The film also has a strong spiritual element which comes to a head in a big way during the film’s ending. I’m not entirely sure what to make of this spiritual aspect, and the film’s ending in particular is a bit of an enigma (though I have my own theory regarding the final shot). Still, these elements are compelling and there is also a fair degree of debate to be had in this regard. It’s clear for example that Karmakate genuinely believes that the drug they are seeking allows for communication with a higher power, but the white characters are a lot more skeptical and the film doesn’t really take a side. To some extent, these elements might work as a Rorschach test for viewers who bring their own spiritual/secular baggage to the work and that in itself might be the point. Just as the white colonialists came in with their own assumptions and opinions regarding Amazonian culture, so too do the viewers. Then again, it’s possible that perspective represents a certain arrogance on my part, assuming the film is deliberately designed for a white western viewer such as myself. Either way, these elements do introduce some interesting food for thought and I look forward to what future viewings might yield in this regard.

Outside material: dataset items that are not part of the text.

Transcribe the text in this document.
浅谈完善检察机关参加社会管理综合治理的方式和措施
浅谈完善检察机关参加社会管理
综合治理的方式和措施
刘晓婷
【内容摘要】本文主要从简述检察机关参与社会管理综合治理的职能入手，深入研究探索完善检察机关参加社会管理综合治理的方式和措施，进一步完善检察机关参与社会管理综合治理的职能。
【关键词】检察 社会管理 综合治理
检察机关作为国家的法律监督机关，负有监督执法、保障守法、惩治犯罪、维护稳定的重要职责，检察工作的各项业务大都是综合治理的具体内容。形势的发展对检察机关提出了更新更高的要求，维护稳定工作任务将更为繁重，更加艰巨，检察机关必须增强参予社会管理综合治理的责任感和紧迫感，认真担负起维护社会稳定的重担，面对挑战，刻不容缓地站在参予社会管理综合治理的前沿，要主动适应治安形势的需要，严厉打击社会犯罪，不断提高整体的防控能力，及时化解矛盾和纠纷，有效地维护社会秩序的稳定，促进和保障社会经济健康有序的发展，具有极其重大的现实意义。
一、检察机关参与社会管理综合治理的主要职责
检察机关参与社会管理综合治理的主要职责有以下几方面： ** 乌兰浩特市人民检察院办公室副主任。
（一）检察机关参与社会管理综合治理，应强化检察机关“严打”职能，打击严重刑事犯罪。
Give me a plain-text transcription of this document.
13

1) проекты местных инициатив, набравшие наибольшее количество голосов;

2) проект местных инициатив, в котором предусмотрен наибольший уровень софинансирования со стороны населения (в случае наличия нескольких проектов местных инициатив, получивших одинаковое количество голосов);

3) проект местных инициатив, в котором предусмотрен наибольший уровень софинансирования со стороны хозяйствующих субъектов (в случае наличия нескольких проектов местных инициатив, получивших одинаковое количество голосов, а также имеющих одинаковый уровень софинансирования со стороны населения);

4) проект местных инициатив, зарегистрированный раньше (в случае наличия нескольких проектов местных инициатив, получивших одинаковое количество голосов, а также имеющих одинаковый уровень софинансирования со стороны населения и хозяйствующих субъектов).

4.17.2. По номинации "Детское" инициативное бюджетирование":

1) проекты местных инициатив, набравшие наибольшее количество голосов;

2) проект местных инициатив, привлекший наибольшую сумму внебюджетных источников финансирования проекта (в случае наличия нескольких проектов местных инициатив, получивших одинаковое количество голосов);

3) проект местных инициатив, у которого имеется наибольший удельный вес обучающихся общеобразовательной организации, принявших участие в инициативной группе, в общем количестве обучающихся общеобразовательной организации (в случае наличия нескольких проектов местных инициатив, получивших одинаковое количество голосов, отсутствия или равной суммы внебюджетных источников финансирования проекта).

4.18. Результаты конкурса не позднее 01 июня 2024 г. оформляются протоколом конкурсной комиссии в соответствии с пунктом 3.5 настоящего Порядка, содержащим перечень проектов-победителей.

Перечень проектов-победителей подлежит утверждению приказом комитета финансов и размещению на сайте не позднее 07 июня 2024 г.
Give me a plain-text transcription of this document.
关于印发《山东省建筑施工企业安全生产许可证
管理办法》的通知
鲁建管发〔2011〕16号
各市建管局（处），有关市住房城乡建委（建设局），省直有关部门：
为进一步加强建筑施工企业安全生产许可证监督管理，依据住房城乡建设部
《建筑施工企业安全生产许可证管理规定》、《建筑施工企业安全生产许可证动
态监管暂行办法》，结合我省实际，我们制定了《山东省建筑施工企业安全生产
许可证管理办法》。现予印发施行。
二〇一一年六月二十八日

All told, Embrace of the Serpent lives up to the hype and is one of the most enriching movie experiences I’ve had all year. Purely on a technical level, the film is exquisitely shot and transitions between storylines very elegantly. On a deeper level, the film provides fascinating insights into the colonialism of the Amazon and speaks to more broad truths about colonial tendencies in the 20th century. It’s also a film that provides some mystery which makes the prospect of revisits all the more compelling. If the film is lacking anything, it’s that some of the characters could have used maybe a little more development but that doesn’t diminish the many elements which make Embrace of the Serpent special. This is a very thoughtful film and it also presents its ideas in a fairly accessible manner.